Salt ponds provide a natural habitat for salt-loving microbes called halophiles. Different halophiles thrive at different salinities and impart their bright colors to the salt ponds.
* Intake ponds at 2.5% salinity tend to be dull green in color.
* At 6% to 16% medium-salinity ponds are bright green in color, with shades of yellow or a fluorescent tint. They contain the Franciscan brine shrimp and Dunaliella salina algae.

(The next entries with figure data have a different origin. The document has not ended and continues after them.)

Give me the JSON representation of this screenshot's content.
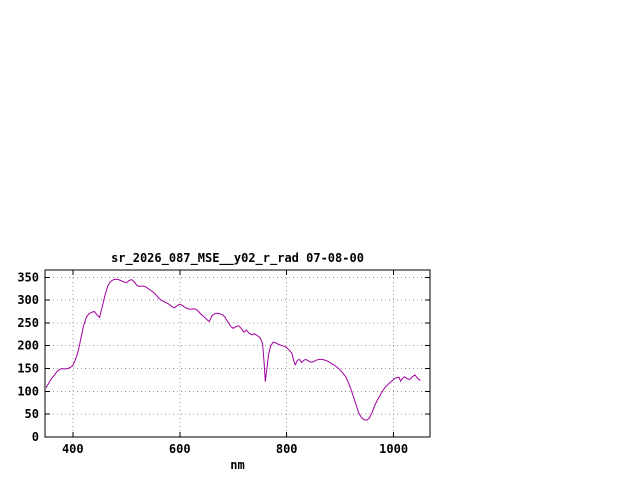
{
  "page": {
    "background": "#ffffff"
  },
  "chart_data": {
    "type": "line",
    "title": "sr_2026_087_MSE__y02_r_rad 07-08-00",
    "xlabel": "nm",
    "ylabel": "",
    "xlim": [
      348,
      1068
    ],
    "ylim": [
      0,
      366
    ],
    "x_ticks": [
      400,
      600,
      800,
      1000
    ],
    "y_ticks": [
      0,
      50,
      100,
      150,
      200,
      250,
      300,
      350
    ],
    "grid": true,
    "legend": "none",
    "line_color": "#a000a0",
    "grid_color": "#999999",
    "axis_color": "#000000",
    "series": [
      {
        "name": "sr_2026_087_MSE__y02_r_rad",
        "x": [
          350,
          355,
          360,
          365,
          370,
          375,
          380,
          385,
          390,
          395,
          400,
          405,
          410,
          415,
          420,
          425,
          430,
          435,
          440,
          445,
          450,
          455,
          460,
          465,
          470,
          475,
          480,
          485,
          490,
          495,
          500,
          505,
          510,
          515,
          520,
          525,
          530,
          535,
          540,
          545,
          550,
          555,
          560,
          565,
          570,
          575,
          580,
          585,
          590,
          595,
          600,
          605,
          610,
          615,
          620,
          625,
          630,
          635,
          640,
          645,
          650,
          655,
          660,
          665,
          670,
          675,
          680,
          685,
          690,
          695,
          700,
          705,
          710,
          715,
          720,
          725,
          730,
          735,
          740,
          745,
          750,
          755,
          758,
          760,
          763,
          766,
          770,
          775,
          780,
          785,
          790,
          795,
          800,
          805,
          810,
          813,
          816,
          820,
          824,
          828,
          832,
          836,
          840,
          845,
          850,
          855,
          860,
          865,
          870,
          875,
          880,
          885,
          890,
          895,
          900,
          905,
          910,
          915,
          920,
          925,
          930,
          935,
          940,
          945,
          950,
          955,
          960,
          965,
          970,
          975,
          980,
          985,
          990,
          995,
          1000,
          1005,
          1010,
          1013,
          1016,
          1020,
          1025,
          1030,
          1035,
          1040,
          1045,
          1050
        ],
        "y": [
          108,
          118,
          128,
          135,
          143,
          148,
          150,
          149,
          150,
          152,
          157,
          170,
          188,
          215,
          243,
          262,
          270,
          273,
          275,
          268,
          262,
          285,
          310,
          330,
          340,
          344,
          346,
          345,
          343,
          340,
          338,
          343,
          345,
          340,
          332,
          330,
          331,
          330,
          326,
          322,
          318,
          312,
          305,
          300,
          297,
          294,
          291,
          286,
          283,
          288,
          291,
          288,
          284,
          281,
          280,
          281,
          280,
          275,
          269,
          264,
          258,
          253,
          265,
          270,
          271,
          270,
          268,
          262,
          252,
          243,
          238,
          242,
          244,
          238,
          230,
          234,
          227,
          224,
          226,
          222,
          218,
          205,
          160,
          122,
          150,
          180,
          200,
          208,
          206,
          203,
          201,
          199,
          196,
          190,
          183,
          168,
          158,
          168,
          170,
          163,
          168,
          170,
          167,
          164,
          165,
          168,
          170,
          170,
          169,
          167,
          164,
          160,
          157,
          152,
          147,
          140,
          133,
          120,
          105,
          88,
          70,
          52,
          42,
          38,
          37,
          42,
          55,
          70,
          82,
          92,
          102,
          110,
          116,
          121,
          126,
          130,
          131,
          122,
          128,
          132,
          128,
          126,
          132,
          136,
          128,
          124
        ]
      }
    ]
  }
}
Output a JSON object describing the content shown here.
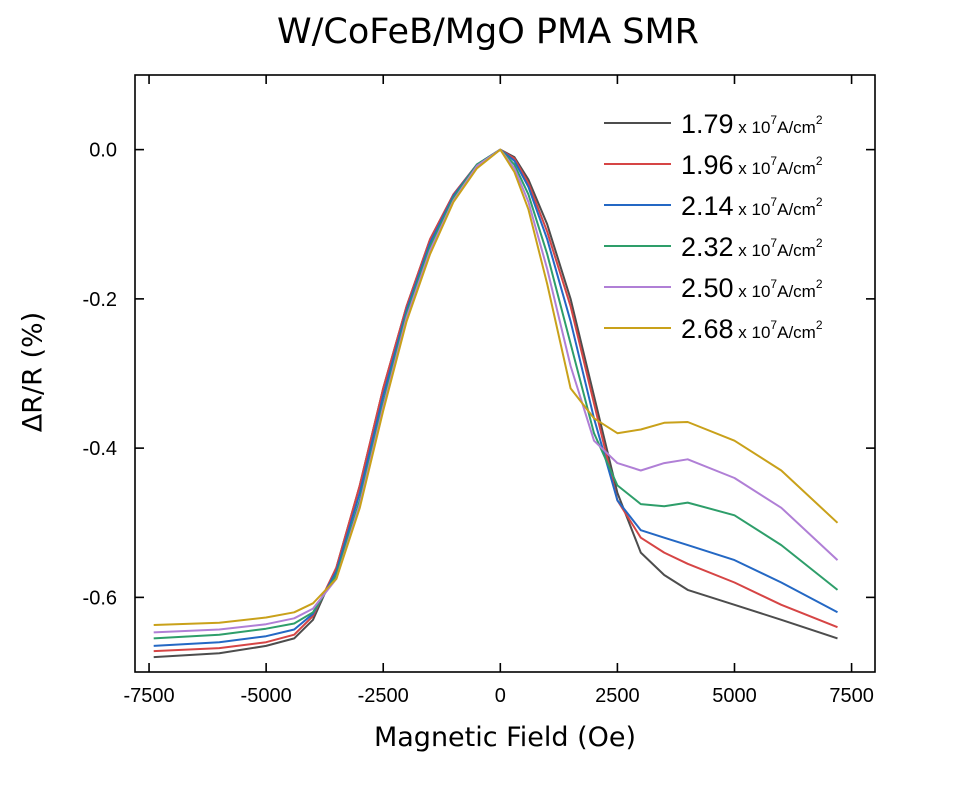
{
  "chart_data": {
    "type": "line",
    "title": "W/CoFeB/MgO PMA SMR",
    "xlabel": "Magnetic Field (Oe)",
    "ylabel": "ΔR/R (%)",
    "xlim": [
      -7800,
      8000
    ],
    "ylim": [
      -0.7,
      0.1
    ],
    "xticks": [
      -7500,
      -5000,
      -2500,
      0,
      2500,
      5000,
      7500
    ],
    "xtick_labels": [
      "-7500",
      "-5000",
      "-2500",
      "0",
      "2500",
      "5000",
      "7500"
    ],
    "yticks": [
      0.0,
      -0.2,
      -0.4,
      -0.6
    ],
    "ytick_labels": [
      "0.0",
      "-0.2",
      "-0.4",
      "-0.6"
    ],
    "grid": false,
    "legend_position": "top-right",
    "legend_unit_prefix": "x 10",
    "legend_unit_exp": "7",
    "legend_unit_suffix": "A/cm",
    "legend_unit_sup": "2",
    "series": [
      {
        "name": "1.79",
        "color": "#4d4d4d",
        "x": [
          -7400,
          -6000,
          -5000,
          -4400,
          -4000,
          -3500,
          -3000,
          -2500,
          -2000,
          -1500,
          -1000,
          -500,
          0,
          300,
          600,
          1000,
          1500,
          2000,
          2500,
          3000,
          3500,
          4000,
          5000,
          6000,
          7200
        ],
        "y": [
          -0.68,
          -0.675,
          -0.665,
          -0.655,
          -0.63,
          -0.56,
          -0.45,
          -0.32,
          -0.21,
          -0.12,
          -0.06,
          -0.02,
          0,
          -0.01,
          -0.04,
          -0.1,
          -0.2,
          -0.33,
          -0.46,
          -0.54,
          -0.57,
          -0.59,
          -0.61,
          -0.63,
          -0.655
        ]
      },
      {
        "name": "1.96",
        "color": "#d64545",
        "x": [
          -7400,
          -6000,
          -5000,
          -4400,
          -4000,
          -3500,
          -3000,
          -2500,
          -2000,
          -1500,
          -1000,
          -500,
          0,
          300,
          600,
          1000,
          1500,
          2000,
          2500,
          3000,
          3500,
          4000,
          5000,
          6000,
          7200
        ],
        "y": [
          -0.672,
          -0.668,
          -0.66,
          -0.65,
          -0.625,
          -0.56,
          -0.45,
          -0.32,
          -0.21,
          -0.12,
          -0.06,
          -0.02,
          0,
          -0.012,
          -0.045,
          -0.11,
          -0.21,
          -0.34,
          -0.47,
          -0.52,
          -0.54,
          -0.555,
          -0.58,
          -0.61,
          -0.64
        ]
      },
      {
        "name": "2.14",
        "color": "#2468c4",
        "x": [
          -7400,
          -6000,
          -5000,
          -4400,
          -4000,
          -3500,
          -3000,
          -2500,
          -2000,
          -1500,
          -1000,
          -500,
          0,
          300,
          600,
          1000,
          1500,
          2000,
          2500,
          3000,
          3500,
          4000,
          5000,
          6000,
          7200
        ],
        "y": [
          -0.665,
          -0.66,
          -0.652,
          -0.643,
          -0.622,
          -0.565,
          -0.46,
          -0.33,
          -0.215,
          -0.125,
          -0.062,
          -0.02,
          0,
          -0.015,
          -0.05,
          -0.12,
          -0.23,
          -0.36,
          -0.47,
          -0.51,
          -0.52,
          -0.53,
          -0.55,
          -0.58,
          -0.62
        ]
      },
      {
        "name": "2.32",
        "color": "#2e9e6a",
        "x": [
          -7400,
          -6000,
          -5000,
          -4400,
          -4000,
          -3500,
          -3000,
          -2500,
          -2000,
          -1500,
          -1000,
          -500,
          0,
          300,
          600,
          1000,
          1500,
          2000,
          2500,
          3000,
          3500,
          4000,
          5000,
          6000,
          7200
        ],
        "y": [
          -0.655,
          -0.65,
          -0.642,
          -0.635,
          -0.62,
          -0.57,
          -0.47,
          -0.34,
          -0.22,
          -0.13,
          -0.065,
          -0.02,
          0,
          -0.02,
          -0.06,
          -0.14,
          -0.26,
          -0.38,
          -0.45,
          -0.475,
          -0.478,
          -0.473,
          -0.49,
          -0.53,
          -0.59
        ]
      },
      {
        "name": "2.50",
        "color": "#b07fd6",
        "x": [
          -7400,
          -6000,
          -5000,
          -4400,
          -4000,
          -3500,
          -3000,
          -2500,
          -2000,
          -1500,
          -1000,
          -500,
          0,
          300,
          600,
          1000,
          1500,
          2000,
          2500,
          3000,
          3500,
          4000,
          5000,
          6000,
          7200
        ],
        "y": [
          -0.647,
          -0.643,
          -0.636,
          -0.628,
          -0.615,
          -0.575,
          -0.475,
          -0.345,
          -0.225,
          -0.135,
          -0.068,
          -0.022,
          0,
          -0.025,
          -0.07,
          -0.16,
          -0.29,
          -0.39,
          -0.42,
          -0.43,
          -0.42,
          -0.415,
          -0.44,
          -0.48,
          -0.55
        ]
      },
      {
        "name": "2.68",
        "color": "#c9a11a",
        "x": [
          -7400,
          -6000,
          -5000,
          -4400,
          -4000,
          -3500,
          -3000,
          -2500,
          -2000,
          -1500,
          -1000,
          -500,
          0,
          300,
          600,
          1000,
          1500,
          2000,
          2500,
          3000,
          3500,
          4000,
          5000,
          6000,
          7200
        ],
        "y": [
          -0.637,
          -0.634,
          -0.627,
          -0.62,
          -0.608,
          -0.575,
          -0.48,
          -0.35,
          -0.23,
          -0.14,
          -0.07,
          -0.025,
          0,
          -0.03,
          -0.08,
          -0.18,
          -0.32,
          -0.36,
          -0.38,
          -0.375,
          -0.366,
          -0.365,
          -0.39,
          -0.43,
          -0.5
        ]
      }
    ]
  }
}
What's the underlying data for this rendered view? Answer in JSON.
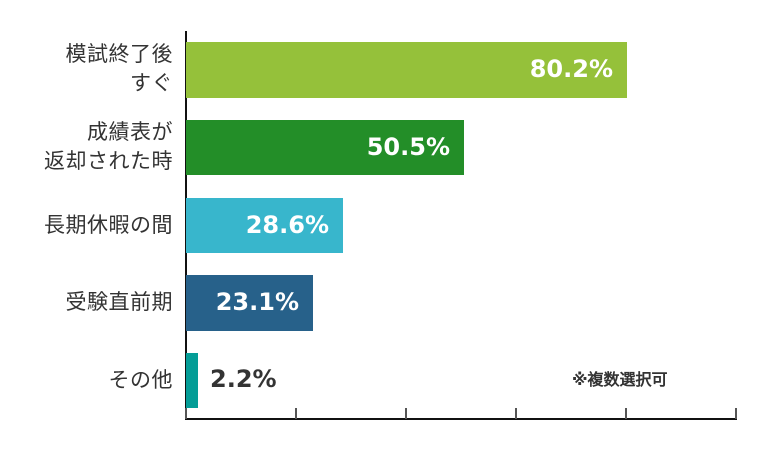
{
  "chart_data": {
    "type": "bar",
    "orientation": "horizontal",
    "categories": [
      "模試終了後すぐ",
      "成績表が返却された時",
      "長期休暇の間",
      "受験直前期",
      "その他"
    ],
    "category_lines": [
      [
        "模試終了後",
        "すぐ"
      ],
      [
        "成績表が",
        "返却された時"
      ],
      [
        "長期休暇の間"
      ],
      [
        "受験直前期"
      ],
      [
        "その他"
      ]
    ],
    "values": [
      80.2,
      50.5,
      28.6,
      23.1,
      2.2
    ],
    "value_labels": [
      "80.2%",
      "50.5%",
      "28.6%",
      "23.1%",
      "2.2%"
    ],
    "colors": [
      "#95c13a",
      "#238e28",
      "#38b6cc",
      "#27618a",
      "#049d97"
    ],
    "xlim": [
      0,
      100
    ],
    "x_ticks": [
      0,
      20,
      40,
      60,
      80,
      100
    ],
    "unit": "%",
    "grid": false,
    "legend": null,
    "annotation": "※複数選択可",
    "title": "",
    "xlabel": "",
    "ylabel": ""
  }
}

* At 18% to 28% high-salinity ponds are red with a purple tint. Dunaliella salina algae produce a red pigment at this level of salinity. Other halophilic bacteria turn the water brown, orange and red with overtones of pink and purple.
* At 30% salinity, ponds are a bright shade of red and purple. Only archae, halophiles that date back to the beginnings of life on earth, can survive in this extreme environment.

Aerial Photography over the Salt Ponds

Interested in taking aerial photographs over the salt ponds yourself? The salt ponds are part of the Don Edwards San Francisco Bay National Wildlife Refuge, so do keep in mind that there are height and area restrictions on flying over them. The Federal Aviation Authority requests pilots operating fixed-wing and rotary-wing aircraft to maintain a minimum altitude of 2,000 feet above the surface of the refuge. Since the refuge is a noise-sensitive area, flying any lower than 500 feet is strongly discouraged to reduce potential interference with wildlife. For example, noise from low-flying aircraft may startle nesting birds. Operating drones on refuges is illegal without special use permits.